第6話 否定はしないよ?
川沿いの道を外れて歩きながら、住宅街へと入って行く。
二人並んで、小箱を抱えて、時々箱の中を覗き込みながら。
それぞれの箱の中では、眠いのかお腹が空いたのか、フニャフニャクンクンと鳴きながら訴えかけてくる、捨て犬と捨て猫。
「ん、お腹が空いたのね。もう少し、待っててね?」
子猫に話しかける彼女の横顔を眺めながら歩いていると、段差に躓いて転けそうになってしまった。
「……………………っとうわたっうっ?」
「……………………………………………」
「……………………………………………」
『クゥ〜ン…………………………………』
『フミャ……………………………………』
「東山君、さっきも転げ落ちてきたわよね?箱を落とさないのは流石だけど、オッチョコチョイなのかな!」
………………………………否定できない?
「普段はもっと、落ち着いているんだからな!」
「ふっ、どうだかね〜?あのね、こっちばかり見てると、また転ぶわよ。そんなに可愛い子猫が気になるなら、一度交換しましょうか?」
「………………………………気になる可愛いのは、にゃんこよりも法川さんなんだけどね?」
「っ!…………………………………………」
「………………………………………………」
「やっぱり、私の事、ナンパしてるんでしょ!」
「そんなつもりは、ないけど、あえて否定はしないよ?」
返事を期待した訳ではないけど、否、期待したんだけど、可愛いのは誰がなんと言おうと僕の主観では事実なので。

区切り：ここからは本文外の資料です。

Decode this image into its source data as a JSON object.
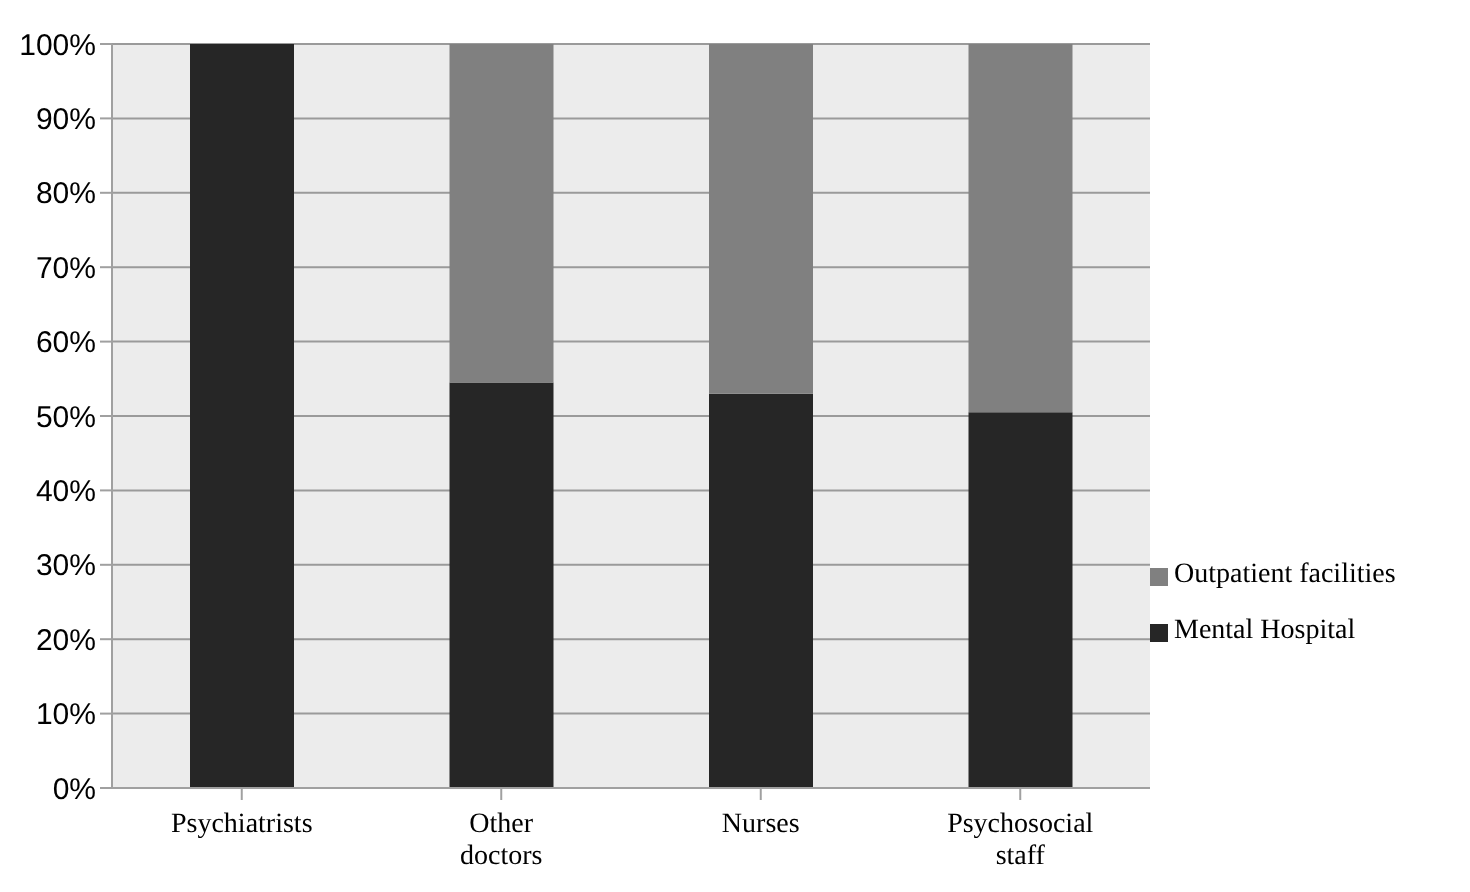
{
  "chart_data": {
    "type": "bar",
    "stacked": true,
    "categories": [
      "Psychiatrists",
      "Other doctors",
      "Nurses",
      "Psychosocial staff"
    ],
    "series": [
      {
        "name": "Mental Hospital",
        "color": "#262626",
        "values": [
          100,
          54.5,
          53,
          50.5
        ]
      },
      {
        "name": "Outpatient facilities",
        "color": "#808080",
        "values": [
          0,
          45.5,
          47,
          49.5
        ]
      }
    ],
    "ylim": [
      0,
      100
    ],
    "yticks": [
      {
        "value": 0,
        "label": "0%"
      },
      {
        "value": 10,
        "label": "10%"
      },
      {
        "value": 20,
        "label": "20%"
      },
      {
        "value": 30,
        "label": "30%"
      },
      {
        "value": 40,
        "label": "40%"
      },
      {
        "value": 50,
        "label": "50%"
      },
      {
        "value": 60,
        "label": "60%"
      },
      {
        "value": 70,
        "label": "70%"
      },
      {
        "value": 80,
        "label": "80%"
      },
      {
        "value": 90,
        "label": "90%"
      },
      {
        "value": 100,
        "label": "100%"
      }
    ],
    "grid": "y",
    "legend": "right"
  }
}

二人共黙ったまま歩き続けて辿り着いた動物病院の看板の前。
「法川さん、受付で野良犬野良猫でも見てもらえるか聞いてくるから、預かってもらえるかな?」
敷地内の駐車場脇のベンチにワンコの入った箱を置いて、頼んだ。
『クゥ〜ン…………………………………』
おいっ、そんな目をされたら、離れられなくなるじゃないかよっ!
「大丈夫よ〜、東山君はすぐに戻ってくるわよ〜?」
『フミャ……………………………………』
「あら〜、にゃんこちゃんも、大丈夫よ〜、私はここに居ますよ〜。」
なんとなく、ワンコとにゃんこに嫉妬しながら、扉に書かれた受付時間を確かめて、まだ時間内だよなと確認してから自動ドアのスイッチを押した。